Henry Shain Professional Corp. v. Bergeron, Case No. A131328 (1st Dist., Div. 5 Mar. 20, 2012) (unpublished) is an interesting case illustrating how two attorneys--prior and successor counsels--did things right as far as perfecting attorney’s liens or drafting retainer agreement to protect their interests.
Client was unhappy that $25,000 was held back for prior counsel based on an attorney’s lien. On appeal, the court sustained the holdback, recognizing the utility of an attorney’s lien to secure payment for services even after an attorney is discharged. (Siciliano v. Fireman’s Fund Ins. Co., 62 Cal.App.3d 745, 752 (1976).)

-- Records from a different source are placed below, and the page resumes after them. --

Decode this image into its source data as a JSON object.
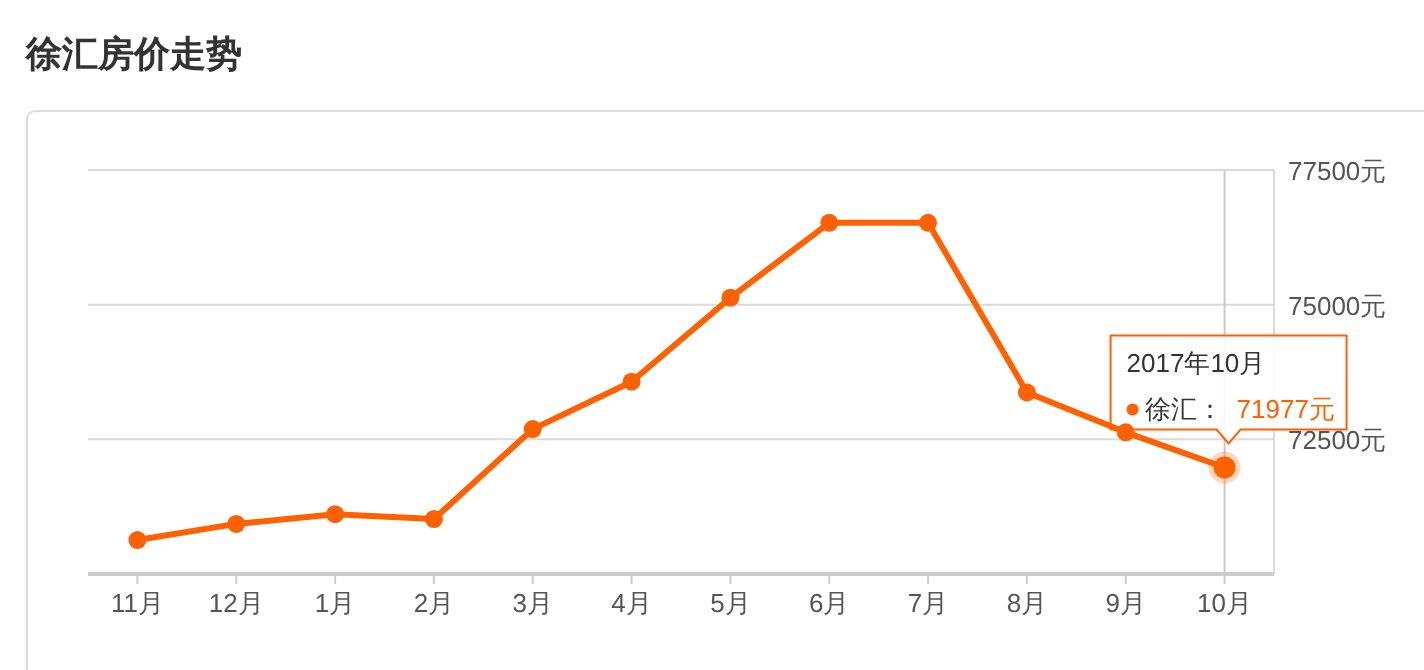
{
  "chart_data": {
    "type": "line",
    "title": "徐汇房价走势",
    "categories": [
      "11月",
      "12月",
      "1月",
      "2月",
      "3月",
      "4月",
      "5月",
      "6月",
      "7月",
      "8月",
      "9月",
      "10月"
    ],
    "series": [
      {
        "name": "徐汇：",
        "color": "#ff6000",
        "values": [
          70630,
          70930,
          71110,
          71020,
          72690,
          73570,
          75130,
          76520,
          76520,
          73370,
          72630,
          71977
        ],
        "value_labels": [
          null,
          null,
          null,
          null,
          null,
          null,
          null,
          null,
          null,
          null,
          null,
          "71977元"
        ]
      }
    ],
    "ylim": [
      70000,
      77500
    ],
    "yticks": [
      {
        "value": 72500,
        "label": "72500元"
      },
      {
        "value": 75000,
        "label": "75000元"
      },
      {
        "value": 77500,
        "label": "77500元"
      }
    ],
    "grid": "y",
    "marker": "circle",
    "line_style": "solid",
    "ref_lines": [
      {
        "axis": "x",
        "value": "10月",
        "color": "#c8c8c8"
      }
    ],
    "annotations": [
      "2017年10月"
    ]
  }
}
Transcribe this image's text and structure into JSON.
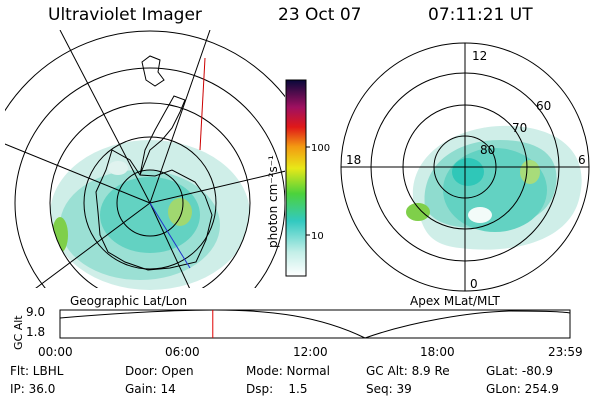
{
  "header": {
    "title": "Ultraviolet Imager",
    "date": "23 Oct 07",
    "time": "07:11:21 UT"
  },
  "panels": {
    "left_caption": "Geographic Lat/Lon",
    "right_caption": "Apex MLat/MLT"
  },
  "mlt_labels": [
    "12",
    "18",
    "6",
    "0"
  ],
  "mlat_labels": [
    "60",
    "70",
    "80"
  ],
  "colorbar": {
    "label": "photon cm⁻²s⁻¹",
    "ticks": [
      "100",
      "10"
    ]
  },
  "gc_alt_plot": {
    "ylabel": "GC Alt",
    "y_ticks": [
      "9.0",
      "1.8"
    ],
    "x_ticks": [
      "00:00",
      "06:00",
      "12:00",
      "18:00",
      "23:59"
    ],
    "current_time_hours": 7.19,
    "marker_color": "#e00000"
  },
  "info": {
    "row1": [
      "Flt: LBHL",
      "Door: Open",
      "Mode: Normal",
      "GC Alt: 8.9 Re",
      "GLat: -80.9"
    ],
    "row2": [
      "IP: 36.0",
      "Gain: 14",
      "Dsp:    1.5",
      "Seq: 39",
      "GLon: 254.9"
    ]
  }
}
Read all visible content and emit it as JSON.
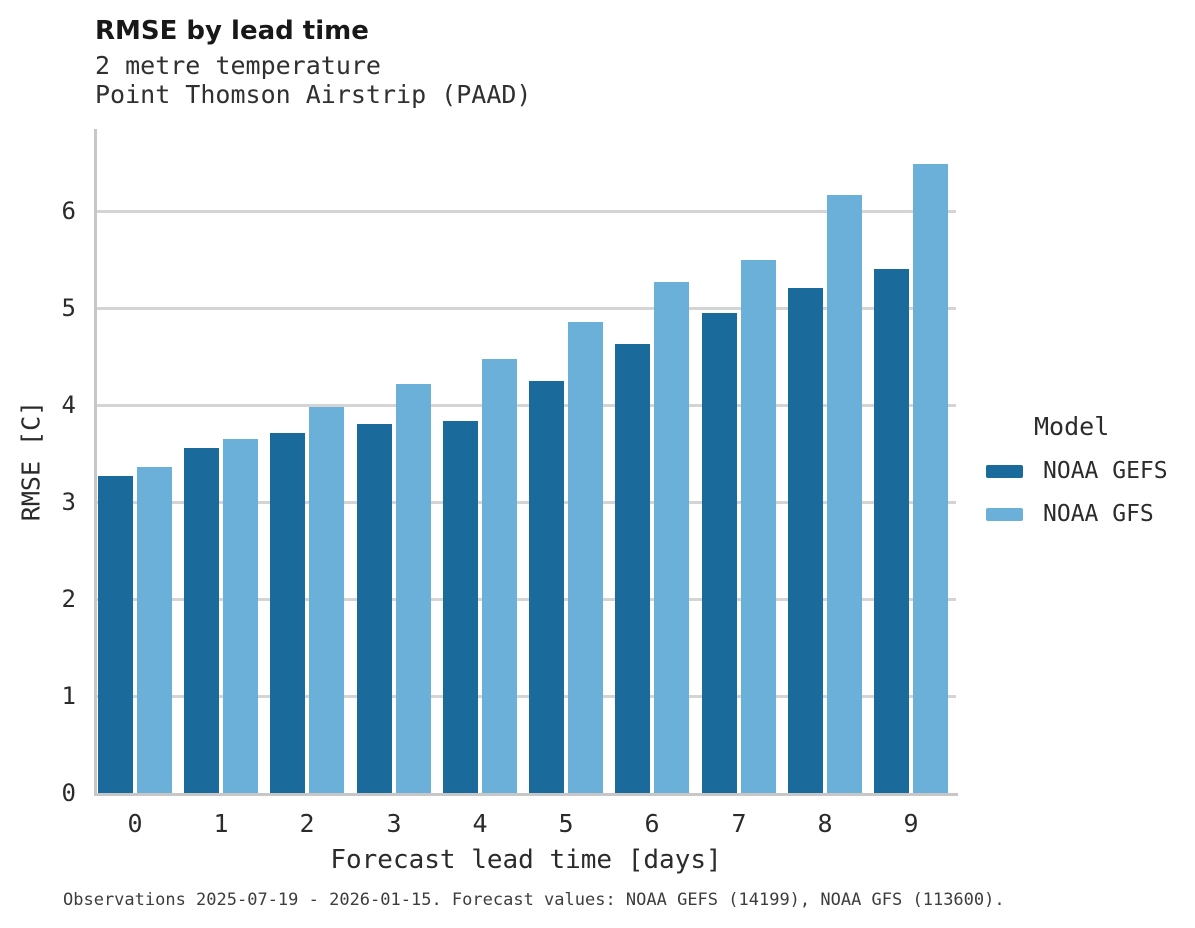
{
  "header": {
    "title": "RMSE by lead time",
    "subtitle1": "2 metre temperature",
    "subtitle2": "Point Thomson Airstrip (PAAD)"
  },
  "chart_data": {
    "type": "bar",
    "title": "RMSE by lead time",
    "subtitle": [
      "2 metre temperature",
      "Point Thomson Airstrip (PAAD)"
    ],
    "categories": [
      "0",
      "1",
      "2",
      "3",
      "4",
      "5",
      "6",
      "7",
      "8",
      "9"
    ],
    "series": [
      {
        "name": "NOAA GEFS",
        "color": "#1a6b9c",
        "values": [
          3.27,
          3.56,
          3.71,
          3.8,
          3.84,
          4.25,
          4.63,
          4.95,
          5.21,
          5.4
        ]
      },
      {
        "name": "NOAA GFS",
        "color": "#6bb0d8",
        "values": [
          3.36,
          3.65,
          3.98,
          4.22,
          4.47,
          4.86,
          5.27,
          5.5,
          6.17,
          6.48
        ]
      }
    ],
    "xlabel": "Forecast lead time [days]",
    "ylabel": "RMSE [C]",
    "yticks": [
      0,
      1,
      2,
      3,
      4,
      5,
      6
    ],
    "ylim": [
      0,
      6.85
    ],
    "grid": true,
    "grid_color": "#d4d4d4",
    "axis_color": "#c7c7c7",
    "legend_position": "right"
  },
  "legend": {
    "title": "Model",
    "items": [
      {
        "label": "NOAA GEFS",
        "color": "#1a6b9c"
      },
      {
        "label": "NOAA GFS",
        "color": "#6bb0d8"
      }
    ]
  },
  "footer": {
    "caption": "Observations 2025-07-19 - 2026-01-15. Forecast values: NOAA GEFS (14199), NOAA GFS (113600)."
  }
}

However, a lower court had ordered successor law firm to disgorge a little over $118,000 from a $160,000 contingency fee it collected based on failure to account for the prior attorney lien in the terms of successor counsel’s retention agreement. That disgorgement was reversed on appeal because nothing demonstrated that successor counsel knew about the prior counsel’s lien such that contingency retainer agreement was not voidable under Business and Professions Code section 6147--the contingency fee arrangement requirements--for not revealing how disbursements and costs incurred in connection with a settlement of a claim (such as an attorney’s lien) would affect the contingency fee. Given no knowledge of the fee, there was nothing to disclose under section 6147, requiring an overturn of the disgorgement order. “Neither the court nor [client] provides authority for the proposition that after learning of the existence of the [prior] attorney fee lien, [successor counsel] had a duty to modify [successor counsel’s] fee agreement in order to enforce it, and we have found no such authority.” (Slip Opn., p. 15.)